Складывалось впечатление, что полусотник мечтал побывать во всех мелких селениях, так или иначе входящих в полуночные владения инязора. Обычно он выбирал деревушки о двух-трех домах, не более, посылая на разговор с местными жителями кого-то из своих приближенных. Иногда переводить доводилось ей, иногда этим занимался какой-то седобородый эрзянин, служивший ветлужцам проводником и сопровождающий их почти от самого устья Тёши.
Чужеземцы щедро расплачивались за припасы и расспрашивали о дорогах к лесным твердыням, во множестве разбросанным по местным лесам. Вот только приближаться к ним они и не думали, сразу же сворачивая в другую сторону. Через некоторое время им стали попадаться лишь пустые дома, а в один из дней сбежали трое пленных эрзян, нырнув в какой-то глубокий овраг и умудрившись не переломать там себе ноги. Полусотник на это только усмехнулся, пробормотал что-то вроде «ну наконец-то…», а потом задал другое направление и погнал их всех совсем без роздыха, словно стремясь наверстать упущенное за эти дни.

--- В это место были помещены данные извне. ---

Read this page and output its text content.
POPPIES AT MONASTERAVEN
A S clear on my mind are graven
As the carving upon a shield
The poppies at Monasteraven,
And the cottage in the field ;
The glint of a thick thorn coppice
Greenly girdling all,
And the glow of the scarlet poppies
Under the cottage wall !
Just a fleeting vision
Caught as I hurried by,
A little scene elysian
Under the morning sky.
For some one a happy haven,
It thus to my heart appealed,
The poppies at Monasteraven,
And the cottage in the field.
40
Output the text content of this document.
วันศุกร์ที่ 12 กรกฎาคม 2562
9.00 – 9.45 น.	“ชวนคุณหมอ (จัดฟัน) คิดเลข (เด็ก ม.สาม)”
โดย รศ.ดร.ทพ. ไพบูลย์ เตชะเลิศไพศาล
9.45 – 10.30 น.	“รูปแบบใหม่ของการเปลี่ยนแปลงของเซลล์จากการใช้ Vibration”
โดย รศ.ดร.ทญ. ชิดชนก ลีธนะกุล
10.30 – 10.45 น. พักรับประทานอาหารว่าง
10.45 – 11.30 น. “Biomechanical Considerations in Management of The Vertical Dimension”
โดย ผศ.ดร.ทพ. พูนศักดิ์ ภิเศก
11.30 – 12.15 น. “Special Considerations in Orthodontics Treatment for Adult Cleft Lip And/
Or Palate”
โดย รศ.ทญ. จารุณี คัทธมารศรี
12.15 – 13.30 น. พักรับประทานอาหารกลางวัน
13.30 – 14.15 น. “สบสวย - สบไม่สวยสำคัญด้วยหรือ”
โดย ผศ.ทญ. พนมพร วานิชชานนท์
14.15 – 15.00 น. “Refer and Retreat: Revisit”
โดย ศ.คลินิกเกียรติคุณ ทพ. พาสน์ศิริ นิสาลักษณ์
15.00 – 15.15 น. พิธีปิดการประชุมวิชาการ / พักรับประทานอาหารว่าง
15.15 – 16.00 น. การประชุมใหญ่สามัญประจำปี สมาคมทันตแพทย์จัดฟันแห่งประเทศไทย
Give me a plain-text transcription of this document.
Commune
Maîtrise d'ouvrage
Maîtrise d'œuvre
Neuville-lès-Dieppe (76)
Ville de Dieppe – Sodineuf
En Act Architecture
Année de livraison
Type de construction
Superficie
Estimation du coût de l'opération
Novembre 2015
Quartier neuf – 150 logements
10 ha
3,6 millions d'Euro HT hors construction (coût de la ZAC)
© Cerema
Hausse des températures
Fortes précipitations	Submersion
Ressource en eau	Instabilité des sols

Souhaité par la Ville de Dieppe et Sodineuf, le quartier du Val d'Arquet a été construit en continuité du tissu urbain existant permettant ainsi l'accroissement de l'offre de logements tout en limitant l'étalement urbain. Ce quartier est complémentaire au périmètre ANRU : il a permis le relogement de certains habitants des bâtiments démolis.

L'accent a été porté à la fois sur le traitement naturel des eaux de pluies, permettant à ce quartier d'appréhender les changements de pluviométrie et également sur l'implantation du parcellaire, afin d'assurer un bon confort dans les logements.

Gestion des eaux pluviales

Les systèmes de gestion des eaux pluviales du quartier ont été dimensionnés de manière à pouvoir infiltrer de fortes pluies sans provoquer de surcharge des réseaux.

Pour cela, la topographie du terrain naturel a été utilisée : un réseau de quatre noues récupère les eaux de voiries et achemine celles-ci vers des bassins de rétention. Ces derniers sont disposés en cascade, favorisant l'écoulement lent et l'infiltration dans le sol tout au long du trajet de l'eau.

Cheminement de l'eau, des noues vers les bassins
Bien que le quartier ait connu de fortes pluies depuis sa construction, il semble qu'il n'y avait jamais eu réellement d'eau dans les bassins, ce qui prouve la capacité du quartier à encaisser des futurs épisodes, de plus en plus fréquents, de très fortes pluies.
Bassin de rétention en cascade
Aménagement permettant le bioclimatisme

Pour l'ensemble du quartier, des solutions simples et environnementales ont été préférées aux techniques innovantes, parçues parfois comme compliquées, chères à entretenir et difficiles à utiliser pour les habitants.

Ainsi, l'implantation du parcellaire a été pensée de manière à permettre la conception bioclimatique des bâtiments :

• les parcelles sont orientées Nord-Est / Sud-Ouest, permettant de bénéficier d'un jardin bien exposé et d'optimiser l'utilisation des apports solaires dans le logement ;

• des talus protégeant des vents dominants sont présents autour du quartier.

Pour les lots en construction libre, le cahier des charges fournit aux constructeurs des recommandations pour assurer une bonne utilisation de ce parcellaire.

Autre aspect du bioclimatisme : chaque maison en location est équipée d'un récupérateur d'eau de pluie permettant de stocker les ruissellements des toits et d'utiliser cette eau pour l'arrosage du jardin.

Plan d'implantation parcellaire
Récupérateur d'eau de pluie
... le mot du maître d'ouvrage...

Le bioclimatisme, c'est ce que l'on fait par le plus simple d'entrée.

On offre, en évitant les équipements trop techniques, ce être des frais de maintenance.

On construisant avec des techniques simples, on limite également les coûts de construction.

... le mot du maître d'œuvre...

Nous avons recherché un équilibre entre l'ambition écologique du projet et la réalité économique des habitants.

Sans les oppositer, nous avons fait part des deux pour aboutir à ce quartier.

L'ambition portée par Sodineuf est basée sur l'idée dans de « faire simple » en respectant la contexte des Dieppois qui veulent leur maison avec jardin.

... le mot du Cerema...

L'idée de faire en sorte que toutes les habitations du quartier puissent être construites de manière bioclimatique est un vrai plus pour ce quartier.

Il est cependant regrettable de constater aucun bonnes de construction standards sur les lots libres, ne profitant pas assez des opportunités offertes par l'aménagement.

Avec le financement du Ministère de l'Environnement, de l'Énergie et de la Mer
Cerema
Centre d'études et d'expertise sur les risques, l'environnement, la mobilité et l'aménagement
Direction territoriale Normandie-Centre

Ночи были короткие, отдохнуть не получалось, поэтому к концу недели Важена повесила язык на плечо и однажды утром взмолилась о короткой остановке. Иван согласился, но вместо того, чтобы ее приободрить, закинул веревку с каким-то крюком на ветку дерева и настойчиво попросил ее подняться несколько раз наверх до самого конца. Мол, в скором времени это пригодится. Чем все закончилось? Она залезла, несмотря на удивление окружающих, вот только потом показала ему ободранную в кровь руку и наотрез отказалась повторять этот подвиг. «Суженый-ряженый» потрясенно кивнул, но привал на этом и закончился.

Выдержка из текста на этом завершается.